The results of 70 renal biopsies were grouped, by diagnosis, as follows: FSGS ( = 18); membranous nephropathy ( = 14); MCD ( = 5); and other glomerulopathies ( = 33). There was no significant difference among the groups in terms of the urinary CD80 levels, and serum suPAR was not significantly higher in the FSGS group, as would have been expected. Urinary CD80 correlated positively with nephrotic syndrome, regardless of the type of glomerular disease. Neither biomarker correlated with proteinuria at six months after biopsy.

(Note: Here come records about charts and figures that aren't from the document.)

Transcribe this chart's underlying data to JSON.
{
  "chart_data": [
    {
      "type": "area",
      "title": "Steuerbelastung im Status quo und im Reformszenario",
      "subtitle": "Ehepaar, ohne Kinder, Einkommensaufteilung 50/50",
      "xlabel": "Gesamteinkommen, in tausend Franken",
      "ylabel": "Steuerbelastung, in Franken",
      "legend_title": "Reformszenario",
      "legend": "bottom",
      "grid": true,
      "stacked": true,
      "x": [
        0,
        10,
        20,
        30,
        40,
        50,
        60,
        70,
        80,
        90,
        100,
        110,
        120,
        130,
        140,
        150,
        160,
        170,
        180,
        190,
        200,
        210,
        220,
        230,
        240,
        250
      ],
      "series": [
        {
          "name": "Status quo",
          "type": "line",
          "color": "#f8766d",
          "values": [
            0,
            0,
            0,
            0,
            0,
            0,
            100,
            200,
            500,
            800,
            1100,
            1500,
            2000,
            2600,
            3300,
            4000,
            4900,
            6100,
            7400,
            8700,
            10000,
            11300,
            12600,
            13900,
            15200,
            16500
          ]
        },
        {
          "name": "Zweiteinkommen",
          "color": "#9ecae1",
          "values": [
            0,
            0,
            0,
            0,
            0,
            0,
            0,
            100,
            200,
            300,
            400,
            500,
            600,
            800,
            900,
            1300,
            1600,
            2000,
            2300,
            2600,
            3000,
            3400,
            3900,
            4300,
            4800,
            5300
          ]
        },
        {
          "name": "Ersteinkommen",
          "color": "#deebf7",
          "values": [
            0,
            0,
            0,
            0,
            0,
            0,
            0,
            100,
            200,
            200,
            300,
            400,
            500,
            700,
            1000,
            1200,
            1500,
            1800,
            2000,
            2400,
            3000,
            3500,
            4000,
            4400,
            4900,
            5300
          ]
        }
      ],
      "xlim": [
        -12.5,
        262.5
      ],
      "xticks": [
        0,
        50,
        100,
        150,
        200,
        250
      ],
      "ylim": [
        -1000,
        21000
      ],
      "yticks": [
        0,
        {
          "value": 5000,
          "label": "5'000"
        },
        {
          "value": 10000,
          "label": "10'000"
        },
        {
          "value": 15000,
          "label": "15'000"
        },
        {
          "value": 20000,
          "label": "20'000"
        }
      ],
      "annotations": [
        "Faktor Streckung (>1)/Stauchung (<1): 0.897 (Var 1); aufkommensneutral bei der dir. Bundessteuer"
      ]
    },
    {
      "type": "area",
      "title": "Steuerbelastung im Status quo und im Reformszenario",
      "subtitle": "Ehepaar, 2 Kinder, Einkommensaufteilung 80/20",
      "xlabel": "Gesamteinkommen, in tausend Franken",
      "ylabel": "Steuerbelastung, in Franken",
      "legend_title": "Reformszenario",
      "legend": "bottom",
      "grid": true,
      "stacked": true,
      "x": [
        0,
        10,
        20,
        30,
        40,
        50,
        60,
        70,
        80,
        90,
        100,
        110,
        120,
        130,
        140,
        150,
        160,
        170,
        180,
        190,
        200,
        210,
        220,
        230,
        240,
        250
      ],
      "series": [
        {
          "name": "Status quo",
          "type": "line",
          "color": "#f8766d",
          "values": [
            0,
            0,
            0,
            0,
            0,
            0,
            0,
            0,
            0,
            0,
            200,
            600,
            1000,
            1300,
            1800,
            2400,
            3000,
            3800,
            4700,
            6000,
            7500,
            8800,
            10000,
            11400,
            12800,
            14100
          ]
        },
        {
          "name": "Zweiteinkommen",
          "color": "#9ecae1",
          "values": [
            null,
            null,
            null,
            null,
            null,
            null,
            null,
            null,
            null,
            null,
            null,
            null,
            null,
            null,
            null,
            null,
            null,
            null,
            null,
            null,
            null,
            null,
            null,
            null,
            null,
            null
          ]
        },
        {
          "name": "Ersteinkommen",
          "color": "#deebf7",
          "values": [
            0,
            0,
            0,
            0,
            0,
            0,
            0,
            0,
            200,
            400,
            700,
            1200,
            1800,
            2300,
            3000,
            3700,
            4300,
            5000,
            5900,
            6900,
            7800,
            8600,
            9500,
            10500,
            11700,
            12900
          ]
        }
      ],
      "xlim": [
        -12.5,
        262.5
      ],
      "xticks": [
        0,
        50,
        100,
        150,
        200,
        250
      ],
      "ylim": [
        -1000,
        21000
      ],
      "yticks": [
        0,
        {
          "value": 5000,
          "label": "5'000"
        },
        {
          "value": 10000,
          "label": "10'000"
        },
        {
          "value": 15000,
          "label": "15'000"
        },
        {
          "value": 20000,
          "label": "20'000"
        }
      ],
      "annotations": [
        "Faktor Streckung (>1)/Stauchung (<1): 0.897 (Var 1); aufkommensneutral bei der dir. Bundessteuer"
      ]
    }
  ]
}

In adults, urinary CD80 can serve as a marker of nephrotic syndrome but is not specific for MCD, whereas serum suPAR does not appear to be useful as a diagnostic or treatment response marker.
尿CD80已被证明对儿童微小病变病(MCD)具有良好的特异性。然而,对诸如可溶性尿激酶型纤溶酶原激活物受体(suPAR)等循环因子作为局灶节段性肾小球硬化(FSGS)生物标志物的研究颇具争议。本研究的目的是确定尿CD80和血清suPAR是否可分别用于巴西成年人群中MCD和FSGS的诊断。我们还试图确定这些生物标志物是否能评估免疫抑制治疗的反应。
这是一项前瞻性研究,仅在诊断性肾活检时,从接受诊断性肾活检的患者中收集尿液和血液样本,分别用于分析CD80和suPAR。在活检时及活检后六个月,我们分析血清肌酐、血清白蛋白和蛋白尿,以评估诊断时收集的CD80和suPAR作为免疫抑制治疗反应标志物的用途。在健康对照中收集尿CD80和蛋白尿、血清suPAR及肌酐。
70例肾活检结果按诊断分组如下:FSGS(n = 18);膜性肾病(n = 14);MCD(n = 5);以及其他肾小球病(n = 33)。各组间尿CD80水平无显著差异,且FSGS组血清suPAR并不像预期的那样显著升高。无论肾小球疾病类型如何,尿CD80与肾病综合征呈正相关。活检后六个月,这两种生物标志物均与蛋白尿无相关性。
在成年人中,尿CD80可作为肾病综合征的标志物,但对MCD不具有特异性,而血清suPAR似乎不能作为诊断或治疗反应标志物。